The time interval after conception and before birth is called the gestation period. In human obstetrics that is fetal age plus two weeks. I don’t fully understand the two weeks, but a poem has a gestation period too. Mine begins when a word or sentence makes its way into my head-space. Then, it rambles down my mind’s winding corridor and ends in this small notebook. I have three poems sharing space in that womb of creativity.
Some pieces are written out onto a page.
Some scribbled on plain white note cards.
Some arrive inside this rubber-banded book on scraps of paper or napkins.
I am not a poet (although that has never stopped me from trying). I fancy myself more a collector of thoughts. The world often assaults me with its noise, but at other times it caresses me with a sentence or two so filled with truth that I am stopped dead in my tracks. Occasionally an idea comes in a dream and if I haven’t written it down, it haunts me all day. A faceless, silent taunting.

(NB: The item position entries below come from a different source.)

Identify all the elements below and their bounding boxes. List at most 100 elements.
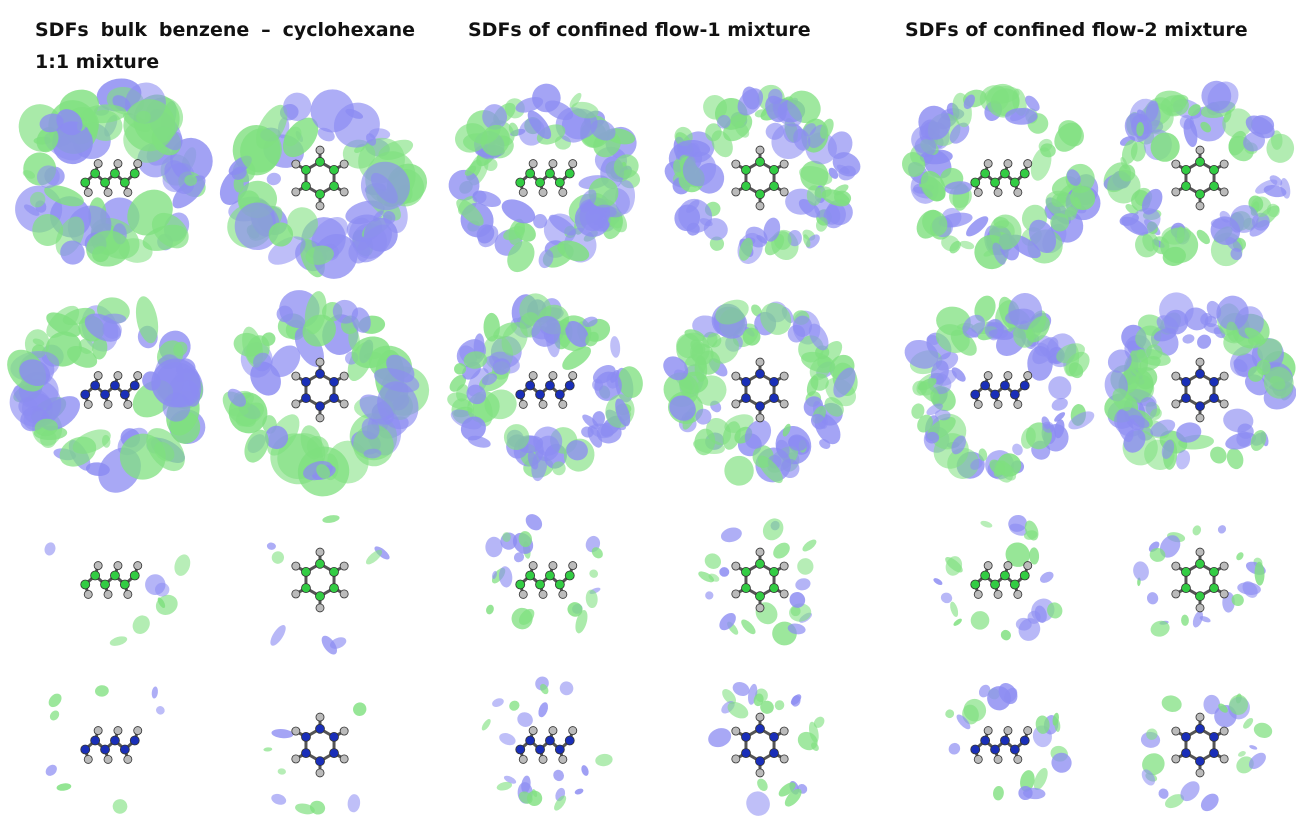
sdf-blob (365, 549, 383, 565)
sdf-blob (78, 338, 94, 354)
sdf-blob (472, 190, 501, 207)
hydrogen-atom (113, 726, 123, 736)
sdf-blob (270, 345, 301, 378)
carbon-atom (1181, 748, 1191, 758)
hydrogen-atom (1195, 413, 1205, 423)
carbon-atom (564, 570, 575, 581)
hydrogen-atom (755, 145, 765, 155)
hydrogen-atom (983, 561, 993, 571)
carbon-atom (329, 748, 339, 758)
carbon-atom (990, 579, 1000, 590)
sdf-blob (463, 351, 488, 369)
hydrogen-atom (538, 187, 548, 197)
carbon-atom (769, 393, 779, 404)
sdf-blob (1188, 104, 1201, 117)
hydrogen-atom (548, 371, 558, 381)
sdf-blob (742, 327, 761, 346)
hydrogen-atom (538, 754, 548, 764)
sdf-blob (1154, 90, 1187, 113)
sdf-blob (1040, 571, 1054, 583)
sdf-blob (1230, 204, 1259, 233)
carbon-atom (100, 177, 110, 188)
carbon-atom (1195, 156, 1205, 167)
sdf-blob (1176, 422, 1202, 443)
hydrogen-atom (1195, 201, 1205, 211)
hydrogen-atom (993, 754, 1003, 764)
sdf-blob (962, 314, 986, 338)
carbon-atom (970, 389, 981, 400)
panel (447, 83, 861, 816)
carbon-atom (755, 558, 765, 569)
sdf-blob (810, 413, 827, 430)
sdf-blob (1206, 300, 1222, 319)
sdf-cell (663, 299, 858, 486)
carbon-atom (80, 579, 91, 590)
sdf-blob (283, 92, 312, 121)
hydrogen-atom (315, 768, 325, 778)
sdf-cell (15, 78, 213, 267)
carbon-atom (554, 579, 565, 590)
sdf-blob (1179, 115, 1194, 130)
sdf-blob (1033, 767, 1048, 791)
sdf-blob (744, 419, 772, 449)
hydrogen-atom (548, 159, 558, 169)
sdf-blob (1018, 785, 1033, 801)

I’ve been just devouring Devotions, the latest compilation of poetry by Mary Oliver. Her words seem to always make a perfect sense. I always wonder about the process of others. I imagine that for these great poets the words are effortless and fall onto the page like they have always belonged. There. Together. And we read them while shaking our heads in agreement, thinking “yes, of course” …” But then I read some more of Mary Oliver and realize it doesn’t happen like that at all.
MY words are saying “really ??”
Creative work is hard. You’d have to be an artist of some kind to understand the truth of that. You can’t just schedule a time and expect the creative juices to be flowing. ( Well, I can’t. ) I need spontaneity like I need air. And when the inspiration hits, I need the freedom to follow it to its natural conclusion. Sometimes it’s as if my mind has gone speeding off into the void. Sometimes I make it safely through that tunnel and sometimes I crash and burn. Those fiery expressions are like “the one that got away”. Or the perfect sentence that vaporizes right before your sleepy eyes as you wake from a dream. I can almost see you now … shaking your head in agreement. “Yes, creative work is not for sissies and definitely not for the lazy. ”
I am learning to be an observer in my own life and write from that place. It’s messy work, trying so hard to not try so hard. I have many crumpled sheets in that wastebasket from the times I exhaust myself trying to say a simple thing. When I try to write a poem it really helps me to learn about my own need for word economy. If my first draft is 50 words, my final draft will be half that. I’m actually enjoying the sharp, bone-jarring turns of this learning curve.